The Gate (門, Mon) is a 1910 Japanese novel by Natsume Sōseki. It is the final part of a trilogy, preceded by Sanshirō (1908) and Sorekara (1909). The story follows Sosuke, who betrayed his best friend Yasui by marrying his wife Oyone, and how he seeks salvation from his guilt.

==Plot==
The Gate concerns a middle-aged married couple, Oyone and Sosuke, who married for love in their student days. As the novel opens, they languish in ennui because they have no children and Sosuke has to focus on his career. Over the course of the novel it is revealed that Oyone was the wife of his former friend Yasui, and that Oyone and Sosuke suffered exclusion from society due to their ill-advised marriage. Oyone feels her childlessness was a punishment sent by the gods for abandoning her previous husband. When Sosuke learns that his landlord's brother has become acquainted with Yasui and wants to bring him for a visit, Sosuke flees to a Zen monastery.

==Publication history==
The Gate first appeared in serialised form in the Asahi Shimbun newspaper between March and June 1910. The following year, it was published in book form by the Shunyodo Publishing Company.

==Background==
Sōseki did not choose the title Mon (The Gate) himself. When his publisher needed to announce the title for his next work, Toyotaka Komiya, one of Natsume's pupils, chose the title at random from a nearby book, which happened to be Friedrich Nietzsche's Thus Spoke Zarathustra.

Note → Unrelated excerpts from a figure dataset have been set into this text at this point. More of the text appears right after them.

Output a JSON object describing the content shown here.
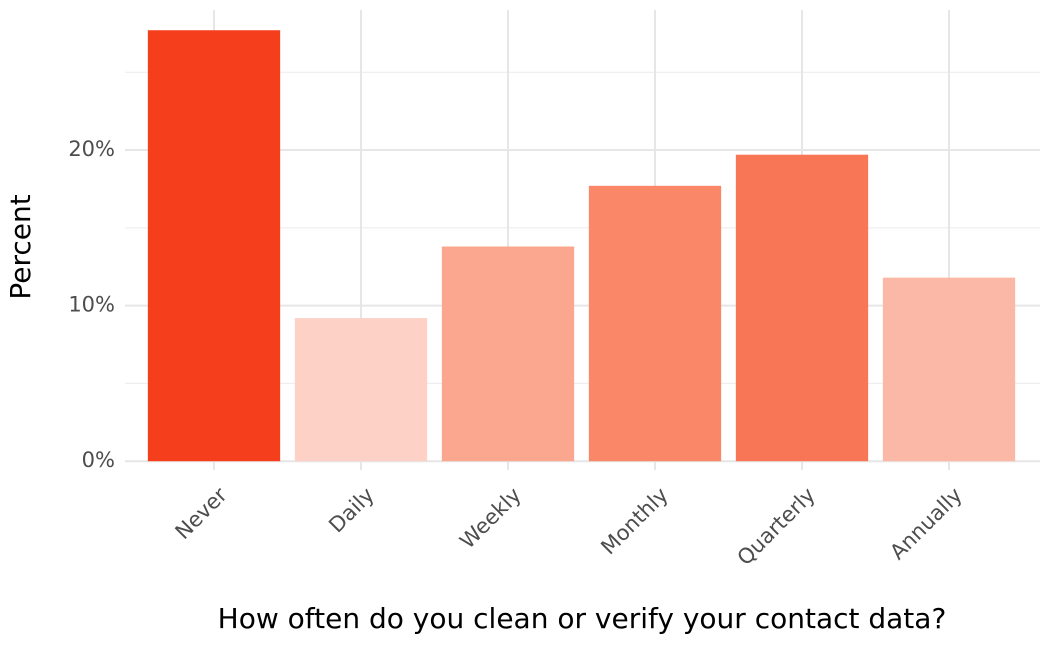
{
  "chart_data": {
    "type": "bar",
    "x_label": "How often do you clean or verify your contact data?",
    "y_label": "Percent",
    "categories": [
      "Never",
      "Daily",
      "Weekly",
      "Monthly",
      "Quarterly",
      "Annually"
    ],
    "values": [
      27.7,
      9.2,
      13.8,
      17.7,
      19.7,
      11.8
    ],
    "colors": [
      "#f53e1c",
      "#fdd1c6",
      "#fba68f",
      "#f98768",
      "#f87656",
      "#fcb8a6"
    ],
    "ylim": [
      -1.4,
      29
    ],
    "yticks": [
      {
        "value": 0,
        "label": "0%"
      },
      {
        "value": 10,
        "label": "10%"
      },
      {
        "value": 20,
        "label": "20%"
      }
    ],
    "minor_yticks": [
      5,
      15,
      25
    ],
    "grid": true
  }
}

Though Sōseki did not identify The Gate as part of an official trilogy, scholars and critics usually consider The Gate to be the third in a series of novels starting with Sanshirō and And Then. All three novels deal with the themes of self-knowledge and responsibility – on the one hand, accountability to society, and on the other, responsibility to one's own emotions. However, the three novels do not share characters.

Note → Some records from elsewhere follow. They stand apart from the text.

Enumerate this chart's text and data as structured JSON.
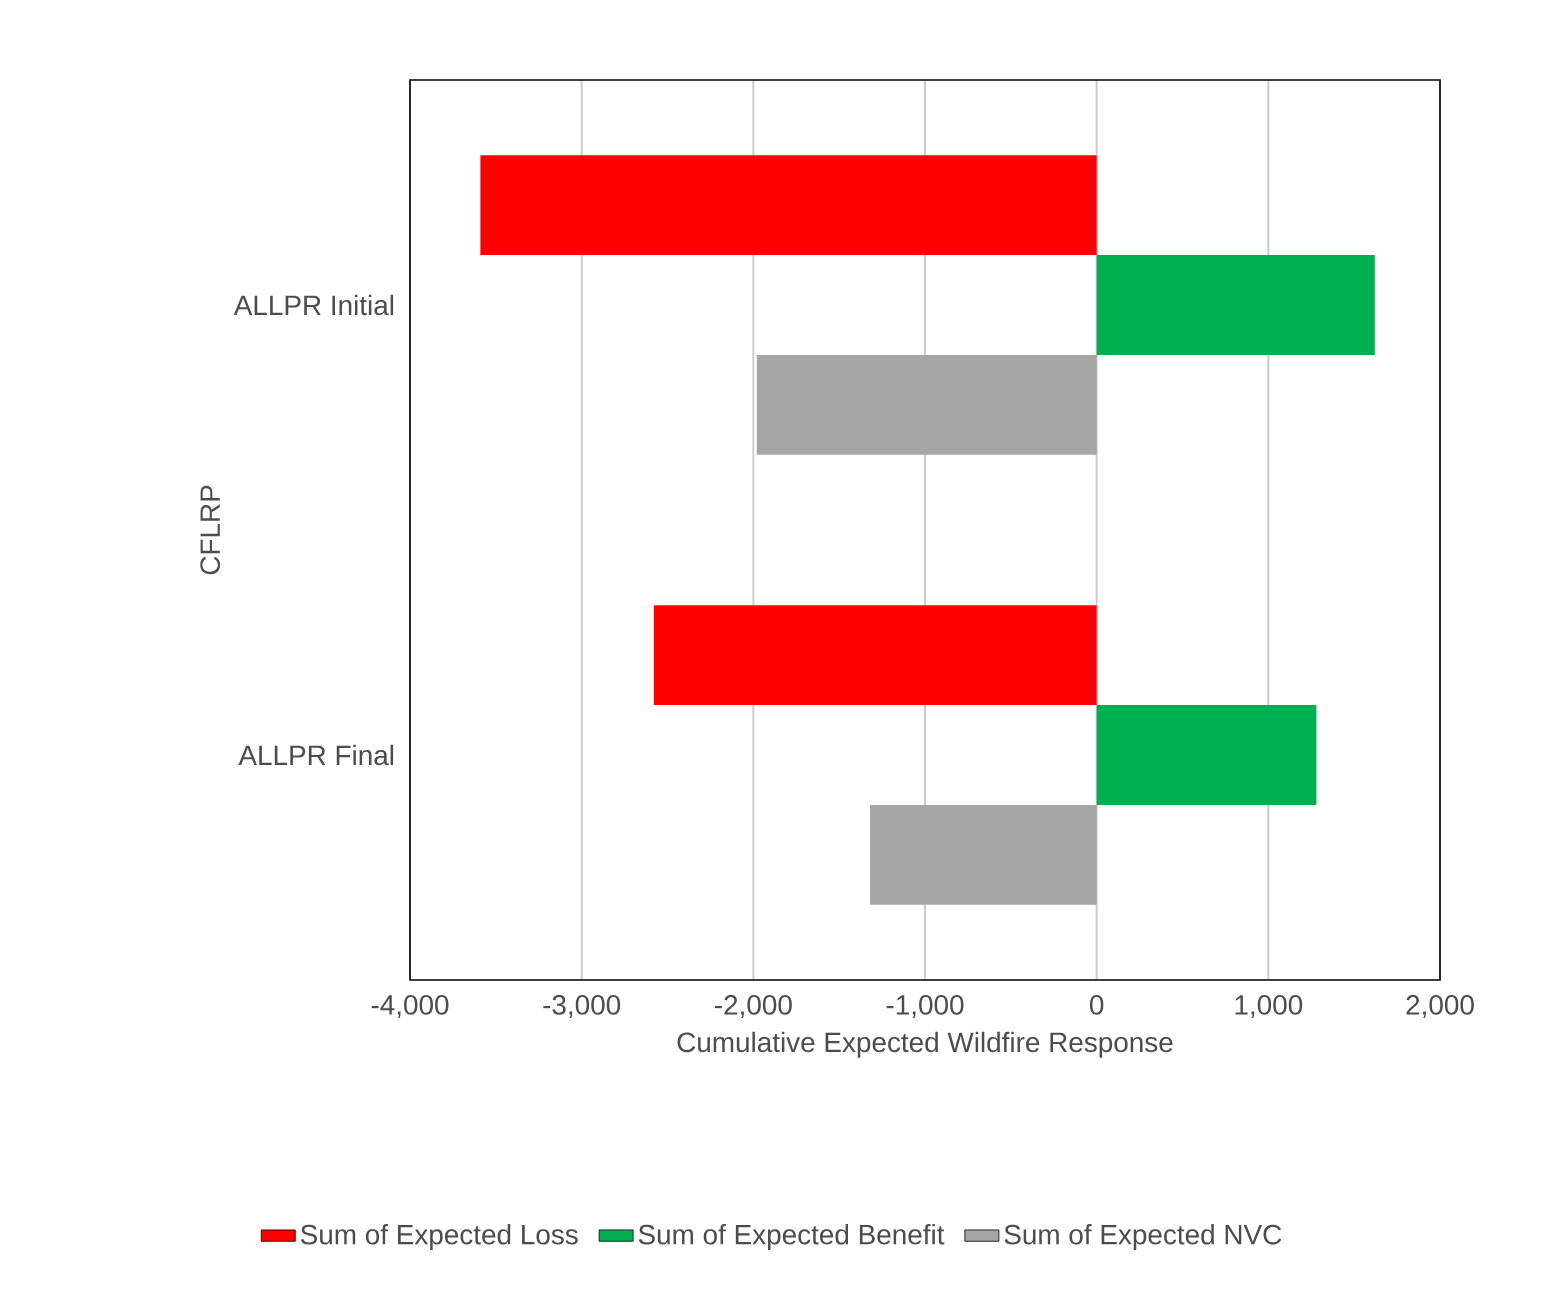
{
  "chart_data": {
    "type": "bar",
    "orientation": "horizontal",
    "xlabel": "Cumulative Expected Wildfire Response",
    "ylabel": "CFLRP",
    "categories": [
      "ALLPR Initial",
      "ALLPR Final"
    ],
    "series": [
      {
        "name": "Sum of Expected Loss",
        "color": "#ff0000",
        "values": [
          -3590,
          -2580
        ]
      },
      {
        "name": "Sum of Expected Benefit",
        "color": "#00b050",
        "values": [
          1620,
          1280
        ]
      },
      {
        "name": "Sum of Expected NVC",
        "color": "#a5a5a5",
        "values": [
          -1980,
          -1320
        ]
      }
    ],
    "xlim": [
      -4000,
      2000
    ],
    "xticks": [
      {
        "value": -4000,
        "label": "-4,000"
      },
      {
        "value": -3000,
        "label": "-3,000"
      },
      {
        "value": -2000,
        "label": "-2,000"
      },
      {
        "value": -1000,
        "label": "-1,000"
      },
      {
        "value": 0,
        "label": "0"
      },
      {
        "value": 1000,
        "label": "1,000"
      },
      {
        "value": 2000,
        "label": "2,000"
      }
    ],
    "grid": "x",
    "legend": "bottom"
  }
}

According to critic Pico Iyer, The Gate is a book "about what never comes to pass."The Gate focuses on detailed description of characters and setting, leaving the reader to fill in the blanks where action is left undescribed. The action that is described is often portrayed as fruitless, or as making a bad situation worse. For example, Sosuke's trip to the Zen temple only teaches him that his efforts to seek enlightenment are unlikely to succeed. The temple episode goes back to Sōseki's own experience in a temple in Kamakura.

Shortly after completing The Gate, Sōseki nearly died from an ongoing illness and its treatments, and his later works changed in tone and content.

==English translations==
The Gate has been translated into English by Francis Mathy in 1972 and by William F. Sibley in 2013.